No. You, as the author, retain your copyright unless and until you assign it to someone else (often, a publisher). The license granted to Rice under the policy is not an assignment or transfer of copyright. It just adds a provision to Rice’s existing Copyright Policy to make a certain published articles written by faculty available to open dissemination. You still retain ownership and complete control of the copyright in your writings.

 

Remember that the Open Access Policy was passed by Rice’s Faculty Senate, not the University administration. Rather than taking away rights, the policy is designed to help authors retain their rights—specifically, the right to make a copy of your work available, even when published in a toll-access journal. 

 

Does the policy increase my vulnerability to piracy of my intellectual property?

 

No. The policy deals with scholarship that is already covered by copyright. As such, the open access version (if different from the version of record) retains all the rights that exist in the case of traditional publication, including the ability to prosecute in cases of piracy or plagiarism.
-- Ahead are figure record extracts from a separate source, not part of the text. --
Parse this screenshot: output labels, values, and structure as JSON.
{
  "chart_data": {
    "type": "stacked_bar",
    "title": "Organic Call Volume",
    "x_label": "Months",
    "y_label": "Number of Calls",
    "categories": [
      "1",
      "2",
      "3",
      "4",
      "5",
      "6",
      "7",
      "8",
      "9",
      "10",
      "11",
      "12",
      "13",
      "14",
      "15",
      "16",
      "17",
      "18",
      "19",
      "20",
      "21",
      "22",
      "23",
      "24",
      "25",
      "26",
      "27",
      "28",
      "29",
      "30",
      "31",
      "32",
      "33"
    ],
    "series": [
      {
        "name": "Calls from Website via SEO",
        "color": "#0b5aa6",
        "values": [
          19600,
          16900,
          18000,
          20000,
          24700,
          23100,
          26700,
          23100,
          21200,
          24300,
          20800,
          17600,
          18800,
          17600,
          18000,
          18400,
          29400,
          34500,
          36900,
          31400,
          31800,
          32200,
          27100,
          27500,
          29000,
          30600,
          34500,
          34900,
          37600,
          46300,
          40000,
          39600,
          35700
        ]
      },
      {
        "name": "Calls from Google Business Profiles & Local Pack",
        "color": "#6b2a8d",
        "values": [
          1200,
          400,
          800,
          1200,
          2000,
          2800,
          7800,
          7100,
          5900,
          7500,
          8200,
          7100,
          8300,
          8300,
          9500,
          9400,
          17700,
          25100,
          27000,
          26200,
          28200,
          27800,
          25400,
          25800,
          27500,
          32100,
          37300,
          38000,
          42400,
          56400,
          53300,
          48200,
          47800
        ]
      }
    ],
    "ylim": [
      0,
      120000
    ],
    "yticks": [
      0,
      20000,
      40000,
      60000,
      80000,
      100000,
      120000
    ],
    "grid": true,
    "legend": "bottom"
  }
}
If anything, it will deter piracy by allowing access to a freely available version of the article that might otherwise be distributed unlawfully.

 

What if my publisher requires me to transfer my copyright?

 

As copyright holder, you are free to transfer your copyright to whomever you wish. However, the articles are subject to the non-exclusive license to Rice.

 

For situations in which a publishing agreement is in conflict with the license granted to Rice under its Open Access Policy, you may submit to the publisher a publishing agreement addendum (found here) that reconciles the conflict, choose to publish elsewhere, or obtain a waiver.

 

Authors should think carefully before transferring copyright to any publisher, and consider the benefits of a modified publication agreement. Many authors routinely modify their agreements to retain certain rights, and many publishers comply. 

 

Fondren staff are happy to help you negotiate publisher contracts or learn more about your copyright transfer options. Simply contact us at openaccess@rice.edu.

 

Can I deposit an article that contains copyrighted images?

 

This depends on if you had to obtain permission to use the images or if the usage is considered fair use. Library staff can help you to determine what uses are allowed. Contact us at openaccess@rice.edu.

 

If you signed an agreement to use images in the article, review the document(s) to see what usage is permitted. If the terms of the agreement do not allow public access to the image, there are several options, including:

  • Request permission from the copyright holder (the Library can help you with this).
  • Deposit a version of the article that doesn’t include the images. Remember that the link to the final, published version of the article is included in all articles deposited in the Rice Digital Scholarship Archive (RDSA) so that those who have a subscription to the journal can access the images.
  • Opt out of the policy by requesting a waiver.